Quick and easy
“Butterflying a chicken means to remove the backbone of the chicken so that the whole chicken can lay flat on a baking sheet or rack while it roasts. The culinary theory behind butterflying is very simple: it allows the breasts and the legs to cook more evenly. With all the parts of the chicken at the same height, the heat in the oven will reach them more evenly. This way, you don’t get dried-out breasts or undercooked thighs; all the parts of the bird are done at the same time, and all the meat is juicy and delicious.”

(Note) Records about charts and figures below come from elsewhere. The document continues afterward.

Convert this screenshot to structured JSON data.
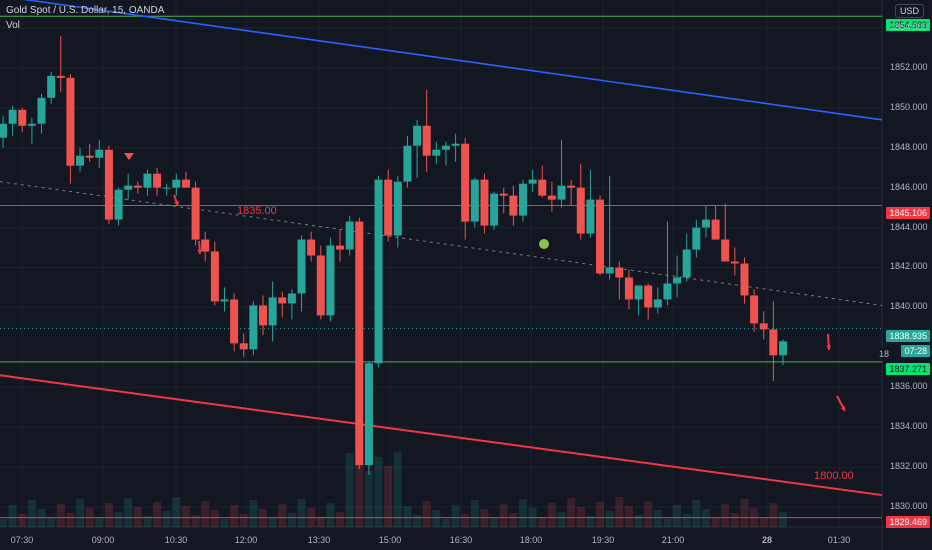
{
  "header": {
    "symbol_line": "Gold Spot / U.S. Dollar, 15, OANDA",
    "vol_label": "Vol",
    "currency": "USD"
  },
  "price_axis": {
    "ticks": [
      "1854.000",
      "1852.000",
      "1850.000",
      "1848.000",
      "1846.000",
      "1844.000",
      "1842.000",
      "1840.000",
      "1836.000",
      "1834.000",
      "1832.000",
      "1830.000"
    ],
    "labels": {
      "top_green": "1854.583",
      "red_line": "1845.106",
      "current": "1838.935",
      "countdown": "07:28",
      "partial": "18",
      "green_low": "1837.271",
      "bottom_red": "1829.469"
    }
  },
  "time_axis": [
    "07:30",
    "09:00",
    "10:30",
    "12:00",
    "13:30",
    "15:00",
    "16:30",
    "18:00",
    "19:30",
    "21:00",
    "28",
    "01:30"
  ],
  "annotations": {
    "level_1835": "1835.00",
    "level_1800": "1800.00"
  },
  "colors": {
    "bull": "#26a69a",
    "bear": "#ef5350",
    "bg": "#131722",
    "blue_trend": "#2962ff",
    "green_line": "#4caf50",
    "red_line": "#f23645"
  },
  "chart_data": {
    "type": "candlestick",
    "title": "Gold Spot / U.S. Dollar, 15, OANDA",
    "ylim": [
      1829.0,
      1855.4
    ],
    "candles_ohlc": [
      [
        1848.5,
        1849.6,
        1848.0,
        1849.2
      ],
      [
        1849.2,
        1850.1,
        1848.6,
        1849.9
      ],
      [
        1849.9,
        1850.0,
        1848.8,
        1849.1
      ],
      [
        1849.1,
        1849.5,
        1848.2,
        1849.2
      ],
      [
        1849.2,
        1850.7,
        1848.7,
        1850.5
      ],
      [
        1850.5,
        1851.8,
        1850.2,
        1851.6
      ],
      [
        1851.6,
        1853.6,
        1850.8,
        1851.5
      ],
      [
        1851.5,
        1851.7,
        1846.2,
        1847.1
      ],
      [
        1847.1,
        1848.0,
        1846.8,
        1847.6
      ],
      [
        1847.6,
        1848.2,
        1847.3,
        1847.5
      ],
      [
        1847.5,
        1848.4,
        1847.0,
        1847.9
      ],
      [
        1847.9,
        1848.1,
        1844.2,
        1844.4
      ],
      [
        1844.4,
        1846.0,
        1844.1,
        1845.9
      ],
      [
        1845.9,
        1846.7,
        1845.4,
        1846.1
      ],
      [
        1846.1,
        1846.3,
        1845.7,
        1846.0
      ],
      [
        1846.0,
        1846.9,
        1845.6,
        1846.7
      ],
      [
        1846.7,
        1847.0,
        1845.6,
        1846.0
      ],
      [
        1846.0,
        1846.2,
        1845.6,
        1846.0
      ],
      [
        1846.0,
        1846.7,
        1845.6,
        1846.4
      ],
      [
        1846.4,
        1846.8,
        1846.0,
        1846.0
      ],
      [
        1846.0,
        1846.3,
        1843.1,
        1843.4
      ],
      [
        1843.4,
        1843.8,
        1842.3,
        1842.8
      ],
      [
        1842.8,
        1843.3,
        1840.1,
        1840.3
      ],
      [
        1840.3,
        1841.0,
        1839.8,
        1840.4
      ],
      [
        1840.4,
        1840.7,
        1837.8,
        1838.2
      ],
      [
        1838.2,
        1838.7,
        1837.5,
        1837.9
      ],
      [
        1837.9,
        1840.3,
        1837.6,
        1840.1
      ],
      [
        1840.1,
        1840.6,
        1838.6,
        1839.1
      ],
      [
        1839.1,
        1841.3,
        1838.3,
        1840.5
      ],
      [
        1840.5,
        1840.8,
        1839.5,
        1840.2
      ],
      [
        1840.2,
        1840.9,
        1839.4,
        1840.7
      ],
      [
        1840.7,
        1843.6,
        1839.8,
        1843.4
      ],
      [
        1843.4,
        1843.8,
        1842.3,
        1842.6
      ],
      [
        1842.6,
        1843.1,
        1839.4,
        1839.6
      ],
      [
        1839.6,
        1843.5,
        1839.3,
        1843.1
      ],
      [
        1843.1,
        1843.9,
        1842.3,
        1842.9
      ],
      [
        1842.9,
        1844.6,
        1842.6,
        1844.3
      ],
      [
        1844.3,
        1844.5,
        1831.9,
        1832.1
      ],
      [
        1832.1,
        1837.3,
        1831.6,
        1837.2
      ],
      [
        1837.2,
        1846.6,
        1837.0,
        1846.4
      ],
      [
        1846.4,
        1846.9,
        1843.3,
        1843.6
      ],
      [
        1843.6,
        1846.6,
        1843.0,
        1846.3
      ],
      [
        1846.3,
        1848.6,
        1846.0,
        1848.1
      ],
      [
        1848.1,
        1849.4,
        1846.5,
        1849.1
      ],
      [
        1849.1,
        1850.9,
        1846.8,
        1847.6
      ],
      [
        1847.6,
        1848.3,
        1847.2,
        1847.9
      ],
      [
        1847.9,
        1848.3,
        1847.1,
        1848.1
      ],
      [
        1848.1,
        1848.7,
        1847.3,
        1848.2
      ],
      [
        1848.2,
        1848.5,
        1843.4,
        1844.3
      ],
      [
        1844.3,
        1846.5,
        1844.0,
        1846.4
      ],
      [
        1846.4,
        1846.7,
        1843.7,
        1844.1
      ],
      [
        1844.1,
        1845.8,
        1843.9,
        1845.7
      ],
      [
        1845.7,
        1846.0,
        1844.7,
        1845.6
      ],
      [
        1845.6,
        1846.1,
        1844.1,
        1844.6
      ],
      [
        1844.6,
        1846.4,
        1844.3,
        1846.2
      ],
      [
        1846.2,
        1846.9,
        1845.8,
        1846.4
      ],
      [
        1846.4,
        1847.1,
        1845.5,
        1845.6
      ],
      [
        1845.6,
        1846.3,
        1844.8,
        1845.4
      ],
      [
        1845.4,
        1848.4,
        1845.0,
        1846.1
      ],
      [
        1846.1,
        1846.4,
        1845.1,
        1846.0
      ],
      [
        1846.0,
        1847.2,
        1843.4,
        1843.7
      ],
      [
        1843.7,
        1846.9,
        1843.5,
        1845.4
      ],
      [
        1845.4,
        1845.6,
        1841.6,
        1841.7
      ],
      [
        1841.7,
        1846.6,
        1841.4,
        1842.0
      ],
      [
        1842.0,
        1842.3,
        1840.4,
        1841.5
      ],
      [
        1841.5,
        1841.9,
        1839.9,
        1840.4
      ],
      [
        1840.4,
        1841.1,
        1839.6,
        1841.1
      ],
      [
        1841.1,
        1841.2,
        1839.4,
        1840.0
      ],
      [
        1840.0,
        1841.0,
        1839.7,
        1840.4
      ],
      [
        1840.4,
        1844.3,
        1840.1,
        1841.2
      ],
      [
        1841.2,
        1842.6,
        1840.5,
        1841.5
      ],
      [
        1841.5,
        1843.7,
        1841.3,
        1842.9
      ],
      [
        1842.9,
        1844.4,
        1842.5,
        1844.0
      ],
      [
        1844.0,
        1845.1,
        1843.5,
        1844.4
      ],
      [
        1844.4,
        1845.1,
        1843.7,
        1843.4
      ],
      [
        1843.4,
        1845.2,
        1843.1,
        1842.3
      ],
      [
        1842.3,
        1843.0,
        1841.6,
        1842.2
      ],
      [
        1842.2,
        1842.5,
        1840.2,
        1840.6
      ],
      [
        1840.6,
        1840.9,
        1838.8,
        1839.2
      ],
      [
        1839.2,
        1839.8,
        1838.4,
        1838.9
      ],
      [
        1838.9,
        1840.3,
        1836.3,
        1837.6
      ],
      [
        1837.6,
        1838.4,
        1837.1,
        1838.3
      ]
    ],
    "lines": [
      {
        "name": "blue trend",
        "from": [
          "07:30",
          1855.6
        ],
        "to": [
          "01:30+",
          1849.4
        ]
      },
      {
        "name": "red lower channel",
        "from": [
          "07:30",
          1836.6
        ],
        "to": [
          "01:30+",
          1830.6
        ]
      }
    ],
    "horizontal_levels": [
      1854.583,
      1845.106,
      1838.935,
      1837.271,
      1829.469
    ],
    "grid": true
  }
}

One great thing about such guaranteed-delicious meat is that you don’t need to spend a lot of time fussing with the seasonings. All you need is a little rosemary/thyme, salt, and pepper, with some olive oil and butter to crisp the skin. For extra convenience, this recipe includes directions for roasting some vegetables, making an entire family dinner ready to go with very minimal work. You can add sweet potatoes or whatever else you like to the vegetables, or adjust the amounts to fit however many people you need to serve.
You will need:
1 whole chicken
1 red pepper
1 sweet potato
6 cloves of garlic
A handful of sprig thyme or rosemary
Handful of pumpkin seeds
Unsalted butter – for chicken
Pre-heat the oven to 200 degrees. Slice the vegetables and scatter the vegetables onto a baking tray seasoned with olive oil, salt and pepper. Sprinkle a bit of pumpkin seeds on the sliced pumpkin. Roast in oven, turning once, start checking after about 15 minutes, and keep roasting until you see charred bits.

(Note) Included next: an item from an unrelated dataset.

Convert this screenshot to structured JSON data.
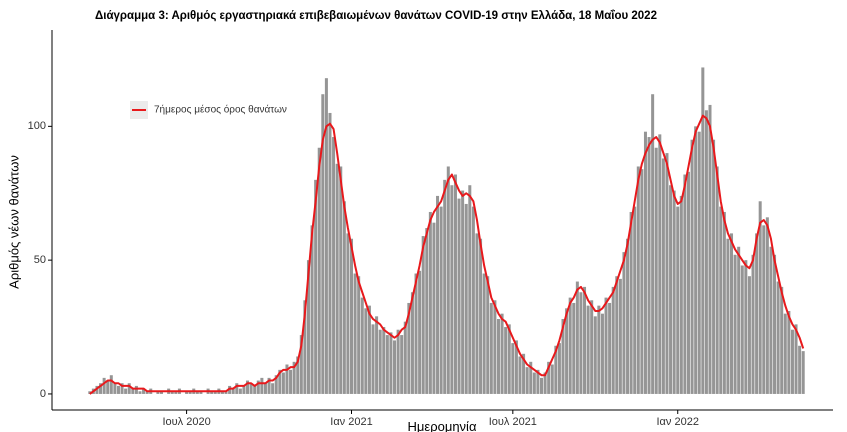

Place the chicken, breast-side down, on a board so the back is facing up and the drumsticks are pointing towards you. Using sharp kitchen scissors or chicken shears, cut closely along each side of the backbone. Remove and discard the backbone. Turn the chicken, breast-side up, and press down firmly on the breastbone to flatten the chicken. Place the sprig thyme/rosemary in the chicken’s cavity with cloves of garlic. Brush the chicken with olive oil and butter and season with salt and pepper. Roast for 35–40 minutes or until golden brown and cooked through.